Le immagini delle telecamere di sorveglianza dell'impianto hanno escluso cause esterne per l'innesco, indicando un'origine lontana da possibili fonti di fiamme.
Durante le operazioni, sono stati impiegati ulteriori mezzi, tra cui la terza partenza della sede centrale con autobotte e carro schiuma. Per i rilievi tecnici e il monitoraggio dello scenario è intervenuto anche il nucleo Nucleare biologico chimico radiologico (NBCR).

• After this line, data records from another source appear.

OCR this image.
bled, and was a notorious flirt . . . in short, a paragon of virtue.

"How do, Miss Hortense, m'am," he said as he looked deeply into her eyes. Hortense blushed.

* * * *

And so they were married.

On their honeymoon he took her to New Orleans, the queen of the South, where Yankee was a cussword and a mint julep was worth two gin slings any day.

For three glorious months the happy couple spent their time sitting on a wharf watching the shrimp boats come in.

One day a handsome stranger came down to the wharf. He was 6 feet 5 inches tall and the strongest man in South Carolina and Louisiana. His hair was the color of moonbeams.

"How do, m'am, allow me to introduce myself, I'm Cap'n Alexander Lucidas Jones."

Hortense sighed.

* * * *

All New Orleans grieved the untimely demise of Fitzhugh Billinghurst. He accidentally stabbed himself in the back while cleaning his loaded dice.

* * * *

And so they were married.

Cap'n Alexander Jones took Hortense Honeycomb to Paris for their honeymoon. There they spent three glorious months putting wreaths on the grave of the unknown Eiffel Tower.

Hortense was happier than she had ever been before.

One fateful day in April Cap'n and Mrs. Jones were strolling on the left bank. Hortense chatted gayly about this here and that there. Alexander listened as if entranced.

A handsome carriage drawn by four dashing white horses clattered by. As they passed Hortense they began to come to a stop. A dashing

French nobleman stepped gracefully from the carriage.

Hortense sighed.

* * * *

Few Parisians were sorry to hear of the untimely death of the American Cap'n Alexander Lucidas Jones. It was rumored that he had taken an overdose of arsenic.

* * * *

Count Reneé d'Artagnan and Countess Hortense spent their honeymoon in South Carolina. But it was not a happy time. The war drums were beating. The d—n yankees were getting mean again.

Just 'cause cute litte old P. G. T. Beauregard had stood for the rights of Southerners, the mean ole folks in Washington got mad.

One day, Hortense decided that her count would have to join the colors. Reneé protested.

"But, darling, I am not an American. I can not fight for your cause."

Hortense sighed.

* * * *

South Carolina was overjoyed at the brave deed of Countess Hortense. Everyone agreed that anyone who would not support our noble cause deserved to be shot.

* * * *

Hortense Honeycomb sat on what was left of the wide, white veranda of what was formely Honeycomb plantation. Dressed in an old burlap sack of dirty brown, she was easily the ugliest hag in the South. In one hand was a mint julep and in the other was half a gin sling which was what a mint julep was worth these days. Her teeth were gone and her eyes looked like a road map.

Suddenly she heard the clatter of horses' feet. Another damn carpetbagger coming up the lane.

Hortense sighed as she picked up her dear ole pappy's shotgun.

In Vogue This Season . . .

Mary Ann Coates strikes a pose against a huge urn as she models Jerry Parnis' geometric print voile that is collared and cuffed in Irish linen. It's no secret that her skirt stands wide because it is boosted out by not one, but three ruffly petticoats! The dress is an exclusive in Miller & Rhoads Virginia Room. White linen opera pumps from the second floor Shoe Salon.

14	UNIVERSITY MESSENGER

I lavori di spegnimento e messa in sicurezza, iniziati nel pomeriggio di giovedì, si sono conclusi nella notte. Le operazioni sono state portate a termine in piena sicurezza, escludendo la presenza di rischi o pericoli aggiuntivi per l’area o per il personale operante. L’azione di contenimento, eseguita in stretta sinergia con il personale e i mezzi meccanici dell’impianto stesso, ha permesso di azzerare i rischi di propagazione delle fiamme.
Al termine dell’intervento, è stato accertato che le fiamme non hanno provocato danni strutturali o funzionali alle installazioni tecnologiche del sito.
Il Ruolo di ArpaUmbria
Sul luogo dell’evento hanno operato anche i tecnici di ArpaUmbria, l’Agenzia regionale per la protezione ambientale dell’Umbria. La loro presenza è stata cruciale per il monitoraggio ambientale e per fornire supporto tecnico-scientifico, attività che ArpaUmbria svolge costantemente per la tutela dell'ambiente nella regione, specialmente in situazioni di emergenza come quella verificatasi.